The only issue I have ever had was with an anesthesiologist who told me he was giving me something to relax me before going into the o.r., and then I remembered nothing from that point until later in the day back in my room. It upset me because with my previous 3 surgeries I remembered going into the operating room, talking to my surgeon, and waking up in recovery. I found it very disturbing to have no memory of times when I was conscious and talking. I think he should have told me that he was going to give me something like that, and allowed me to decline it if I wanted to do so. If I ever have another surgery I'll insist on no amnesia meds as I don't see the necessity, having had surgery without them.

The BlogOR said...

Anonymous, you are right on. It's just that most people don't want to know anything, they don't want to see anything,and they don't want to hear anything. That being said, I don't routinely use that drug unless a patient asks for it, or there is another strong indication for it.

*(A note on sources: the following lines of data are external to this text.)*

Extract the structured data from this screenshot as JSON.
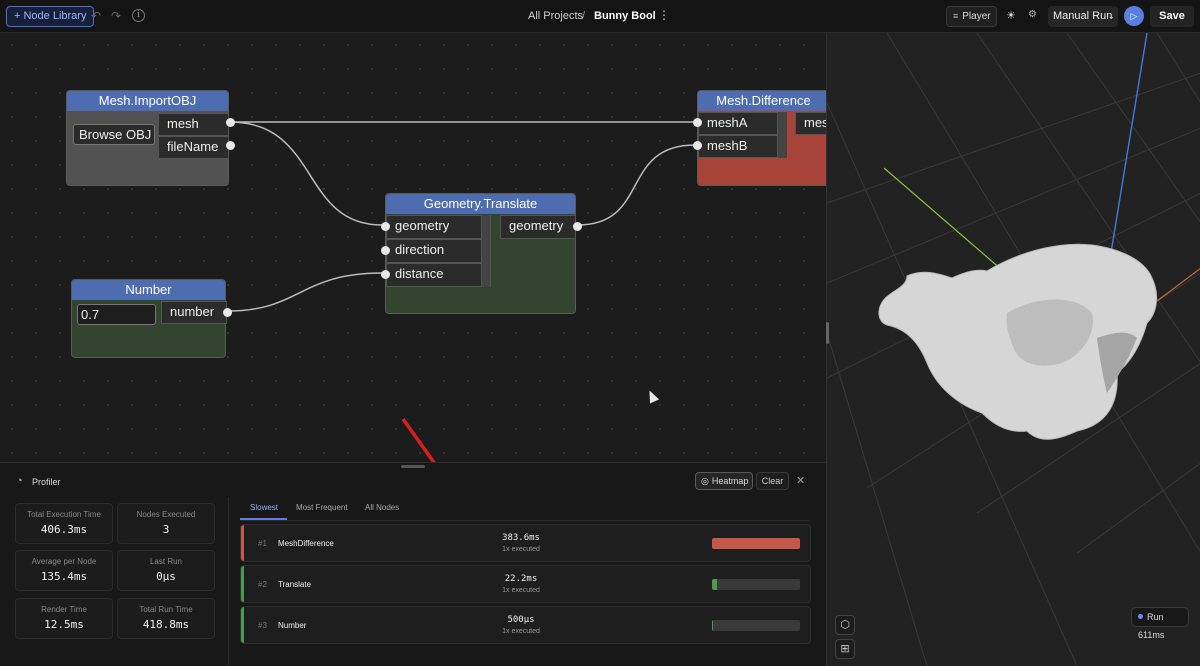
{
  "topbar": {
    "node_library_label": "+ Node Library",
    "breadcrumb_root": "All Projects",
    "breadcrumb_sep": "/",
    "project_name": "Bunny Bool",
    "player_label": "Player",
    "run_mode_label": "Manual Run",
    "save_label": "Save"
  },
  "nodes": {
    "import": {
      "title": "Mesh.ImportOBJ",
      "button": "Browse OBJ",
      "outputs": [
        "mesh",
        "fileName"
      ]
    },
    "translate": {
      "title": "Geometry.Translate",
      "inputs": [
        "geometry",
        "direction",
        "distance"
      ],
      "outputs": [
        "geometry"
      ]
    },
    "difference": {
      "title": "Mesh.Difference",
      "inputs": [
        "meshA",
        "meshB"
      ],
      "output_partial": "mes"
    },
    "number": {
      "title": "Number",
      "value": "0.7",
      "outputs": [
        "number"
      ]
    }
  },
  "colors": {
    "node_header": "#4e6cb0",
    "difference_body": "#a9443a",
    "translate_body": "#33452f",
    "number_body": "#33452f",
    "import_body": "#525252",
    "accent": "#5b7fe0",
    "bar_slow": "#c65a4a",
    "bar_ok": "#4a9a50"
  },
  "viewport": {
    "run_badge": "Run 611ms"
  },
  "profiler": {
    "title": "Profiler",
    "heatmap_label": "Heatmap",
    "clear_label": "Clear",
    "stats": [
      {
        "label": "Total Execution Time",
        "value": "406.3ms"
      },
      {
        "label": "Nodes Executed",
        "value": "3"
      },
      {
        "label": "Average per Node",
        "value": "135.4ms"
      },
      {
        "label": "Last Run",
        "value": "0µs"
      },
      {
        "label": "Render Time",
        "value": "12.5ms"
      },
      {
        "label": "Total Run Time",
        "value": "418.8ms"
      }
    ],
    "tabs": [
      "Slowest",
      "Most Frequent",
      "All Nodes"
    ],
    "rows": [
      {
        "rank": "#1",
        "name": "MeshDifference",
        "time": "383.6ms",
        "executed": "1x executed",
        "fraction": 1.0,
        "accent": "#c65a4a"
      },
      {
        "rank": "#2",
        "name": "Translate",
        "time": "22.2ms",
        "executed": "1x executed",
        "fraction": 0.058,
        "accent": "#4a9a50"
      },
      {
        "rank": "#3",
        "name": "Number",
        "time": "500µs",
        "executed": "1x executed",
        "fraction": 0.0013,
        "accent": "#4a9a50"
      }
    ]
  }
}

When I had surgery three weeks ago (we doctors HATE taking on the patient role!!), the first thing I told my anesthesiologist was that I didn't want the drugs that cause amnesia because I really wanted to remember what my surgeon said afterwards, and also what I said and how I behaved, or not;-))

Here's hoping that neither one of us has to have surgery again in the near future!!

Anonymous said...

I'm a second year anesthesiology resident in western NY, and I've have already had my fair share of hearing "it's anesthesia" for anything and everything.

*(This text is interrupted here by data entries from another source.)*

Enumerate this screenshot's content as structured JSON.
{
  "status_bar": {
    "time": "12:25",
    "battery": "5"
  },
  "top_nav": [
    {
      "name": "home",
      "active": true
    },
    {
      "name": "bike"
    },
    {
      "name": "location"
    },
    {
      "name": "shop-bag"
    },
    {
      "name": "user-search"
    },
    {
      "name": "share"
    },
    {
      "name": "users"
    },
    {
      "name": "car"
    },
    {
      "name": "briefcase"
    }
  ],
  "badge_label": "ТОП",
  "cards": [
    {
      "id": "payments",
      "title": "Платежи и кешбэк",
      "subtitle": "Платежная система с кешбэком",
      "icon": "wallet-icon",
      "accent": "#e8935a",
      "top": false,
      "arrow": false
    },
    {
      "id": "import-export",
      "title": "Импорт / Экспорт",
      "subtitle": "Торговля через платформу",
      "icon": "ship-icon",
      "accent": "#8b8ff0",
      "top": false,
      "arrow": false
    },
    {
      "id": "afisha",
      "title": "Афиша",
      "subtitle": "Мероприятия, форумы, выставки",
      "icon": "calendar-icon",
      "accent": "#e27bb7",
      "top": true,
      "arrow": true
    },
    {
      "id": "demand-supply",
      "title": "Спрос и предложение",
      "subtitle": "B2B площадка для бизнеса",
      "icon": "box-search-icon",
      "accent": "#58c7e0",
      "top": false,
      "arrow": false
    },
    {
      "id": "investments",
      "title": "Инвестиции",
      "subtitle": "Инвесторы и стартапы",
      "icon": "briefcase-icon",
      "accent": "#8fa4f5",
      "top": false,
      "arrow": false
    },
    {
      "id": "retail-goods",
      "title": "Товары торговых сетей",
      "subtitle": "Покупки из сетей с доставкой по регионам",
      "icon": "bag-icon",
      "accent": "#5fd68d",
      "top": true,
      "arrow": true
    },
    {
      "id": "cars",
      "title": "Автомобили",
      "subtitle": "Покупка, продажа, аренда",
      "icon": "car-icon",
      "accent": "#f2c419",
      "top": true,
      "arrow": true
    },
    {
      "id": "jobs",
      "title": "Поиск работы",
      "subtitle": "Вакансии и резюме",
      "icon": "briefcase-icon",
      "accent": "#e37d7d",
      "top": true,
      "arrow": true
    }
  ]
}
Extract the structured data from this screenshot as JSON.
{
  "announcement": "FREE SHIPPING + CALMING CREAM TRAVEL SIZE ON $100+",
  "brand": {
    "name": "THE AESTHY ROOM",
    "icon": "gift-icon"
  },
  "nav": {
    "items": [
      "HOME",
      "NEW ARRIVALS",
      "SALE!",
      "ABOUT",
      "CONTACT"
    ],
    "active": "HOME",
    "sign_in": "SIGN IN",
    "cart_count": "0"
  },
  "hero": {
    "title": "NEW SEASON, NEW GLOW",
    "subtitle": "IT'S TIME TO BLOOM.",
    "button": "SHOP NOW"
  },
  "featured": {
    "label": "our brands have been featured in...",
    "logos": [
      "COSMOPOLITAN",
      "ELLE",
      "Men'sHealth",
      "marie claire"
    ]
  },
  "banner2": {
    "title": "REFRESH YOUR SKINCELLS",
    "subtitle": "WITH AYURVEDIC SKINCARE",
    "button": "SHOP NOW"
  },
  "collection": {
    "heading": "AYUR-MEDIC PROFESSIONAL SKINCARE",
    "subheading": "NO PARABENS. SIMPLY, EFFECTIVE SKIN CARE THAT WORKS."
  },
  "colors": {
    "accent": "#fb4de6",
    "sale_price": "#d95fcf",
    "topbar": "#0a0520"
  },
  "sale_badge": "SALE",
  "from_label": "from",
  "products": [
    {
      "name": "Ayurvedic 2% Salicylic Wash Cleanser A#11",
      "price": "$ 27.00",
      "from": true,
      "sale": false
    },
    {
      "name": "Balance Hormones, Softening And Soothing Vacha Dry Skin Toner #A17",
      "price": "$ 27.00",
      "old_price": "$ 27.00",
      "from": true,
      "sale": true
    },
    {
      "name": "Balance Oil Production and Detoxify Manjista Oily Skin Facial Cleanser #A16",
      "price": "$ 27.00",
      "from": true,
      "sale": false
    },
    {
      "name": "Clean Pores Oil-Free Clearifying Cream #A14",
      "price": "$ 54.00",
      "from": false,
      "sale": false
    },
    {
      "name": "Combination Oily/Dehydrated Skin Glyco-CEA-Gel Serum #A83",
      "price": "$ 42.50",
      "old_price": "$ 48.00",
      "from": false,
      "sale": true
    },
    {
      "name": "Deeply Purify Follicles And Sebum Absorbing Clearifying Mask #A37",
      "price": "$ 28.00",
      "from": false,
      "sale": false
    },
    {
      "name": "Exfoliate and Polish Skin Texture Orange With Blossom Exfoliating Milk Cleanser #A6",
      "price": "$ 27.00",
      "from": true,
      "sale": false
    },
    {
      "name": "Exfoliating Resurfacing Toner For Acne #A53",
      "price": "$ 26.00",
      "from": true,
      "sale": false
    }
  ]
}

Nausea and vomiting after craniotomy? It's because of anesthesia.

You have decubitus ulcers? It's because of anesthesia.

Cafeteria out of soup? It's because of anesthesia.

The inherent problem with anesthesia being blamed for the OR start delay, it seems, is that the nurses document the causes for delay. Some nurses work only with certain surgeons in the hospitals I work, and of course those nurses are never going to attribute the delay to the surgeon who arrives 10 minutes late for his 7:30 case because he was stuck in traffic.

On the other hand, I have patients shake my hand vigorously after the surgery, thanking me for taking such good care of them. While I find uneventful emergences deeply gratifying in themselves, those little moments really make this job satisfying. I sleep well at night knowing that I've done everything I can to do what's best for my patients.

I love reading your blog. Thank you so much for sharing your thoughts.

Colette said...

I agree that it is not anesthesia's fault as a surgeon. I've found that those who point their finger are always the ones at fault. Some people have to put others down to make themselves feel better. Try to remember that it is not a reflection on you, but on the ones doing the blaming.

As your fellow chocolate loving surgeon- I think you do a great job!